Une nouvelle procédure judiciaire 

L’Assemblée nationale du Sénégal a largement approuvé la levée d’immunité de Mouhamadou Ngom, député et maire d’une commune du nord du pays. Déjà privé de son immunité en janvier 2025 dans le cadre d’une enquête sur des malversations financières estimées à environ 125 milliards de francs CFA (plus de 192 millions d’euros), l’élu est désormais visé par de nouvelles poursuites distinctes. La législation sénégalaise impose en effet une nouvelle levée d’immunité pour engager des poursuites dans un dossier judiciaire différent. 

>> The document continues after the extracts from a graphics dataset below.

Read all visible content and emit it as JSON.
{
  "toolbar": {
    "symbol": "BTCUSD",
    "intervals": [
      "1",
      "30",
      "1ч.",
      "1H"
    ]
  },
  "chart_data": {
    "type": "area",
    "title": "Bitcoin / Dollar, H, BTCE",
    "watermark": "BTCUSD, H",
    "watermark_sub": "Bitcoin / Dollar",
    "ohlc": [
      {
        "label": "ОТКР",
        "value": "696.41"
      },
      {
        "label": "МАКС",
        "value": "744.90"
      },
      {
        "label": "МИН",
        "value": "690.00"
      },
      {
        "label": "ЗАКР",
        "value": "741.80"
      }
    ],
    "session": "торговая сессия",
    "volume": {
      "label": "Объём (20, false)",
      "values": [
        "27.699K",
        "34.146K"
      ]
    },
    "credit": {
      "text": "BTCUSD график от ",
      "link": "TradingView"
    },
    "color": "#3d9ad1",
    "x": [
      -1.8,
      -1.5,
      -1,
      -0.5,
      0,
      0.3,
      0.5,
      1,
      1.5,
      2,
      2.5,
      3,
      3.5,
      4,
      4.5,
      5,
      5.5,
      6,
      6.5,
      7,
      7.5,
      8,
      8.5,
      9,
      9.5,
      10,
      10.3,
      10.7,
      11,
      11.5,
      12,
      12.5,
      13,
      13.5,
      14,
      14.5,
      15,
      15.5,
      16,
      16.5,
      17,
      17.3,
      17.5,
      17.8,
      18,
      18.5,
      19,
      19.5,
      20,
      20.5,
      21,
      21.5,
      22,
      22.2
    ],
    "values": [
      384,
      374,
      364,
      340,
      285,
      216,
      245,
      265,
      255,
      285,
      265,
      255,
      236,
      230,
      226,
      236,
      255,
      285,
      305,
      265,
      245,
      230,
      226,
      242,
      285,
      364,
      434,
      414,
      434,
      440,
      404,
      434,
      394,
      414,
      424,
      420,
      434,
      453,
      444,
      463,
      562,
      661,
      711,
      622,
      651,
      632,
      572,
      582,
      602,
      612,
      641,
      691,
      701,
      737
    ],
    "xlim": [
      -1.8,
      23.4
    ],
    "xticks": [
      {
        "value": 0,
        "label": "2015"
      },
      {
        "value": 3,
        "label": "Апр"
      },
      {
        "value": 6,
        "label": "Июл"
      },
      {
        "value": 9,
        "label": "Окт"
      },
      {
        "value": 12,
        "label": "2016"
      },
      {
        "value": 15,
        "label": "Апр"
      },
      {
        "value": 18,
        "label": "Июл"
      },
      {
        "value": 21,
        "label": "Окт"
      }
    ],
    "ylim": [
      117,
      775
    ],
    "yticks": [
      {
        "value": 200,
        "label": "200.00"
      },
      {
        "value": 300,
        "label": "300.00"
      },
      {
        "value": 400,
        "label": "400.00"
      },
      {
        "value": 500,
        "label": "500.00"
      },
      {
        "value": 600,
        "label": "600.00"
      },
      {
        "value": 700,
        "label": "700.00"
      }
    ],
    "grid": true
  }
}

Des téléphones et des clés USB découverts en cellule 
  

Fin décembre, des agents de l’administration pénitentiaire ont découvert dans sa cellule « deux téléphones portables et cinq clés USB », des objets interdits en milieu carcéral, selon un rapport parlementaire publié lundi. L’exploitation de ces supports aurait révélé « plusieurs échanges téléphoniques avec diverses personnes établies sur le territoire national et à l’étranger », ainsi que « de nombreuses opérations financières et immobilières, des documents judiciaires couverts par le secret de l’instruction et des vidéos impudiques », d’après le rapport. Ces éléments ont conduit le parquet à solliciter une nouvelle levée de l’immunité du député afin d’étendre les poursuites. 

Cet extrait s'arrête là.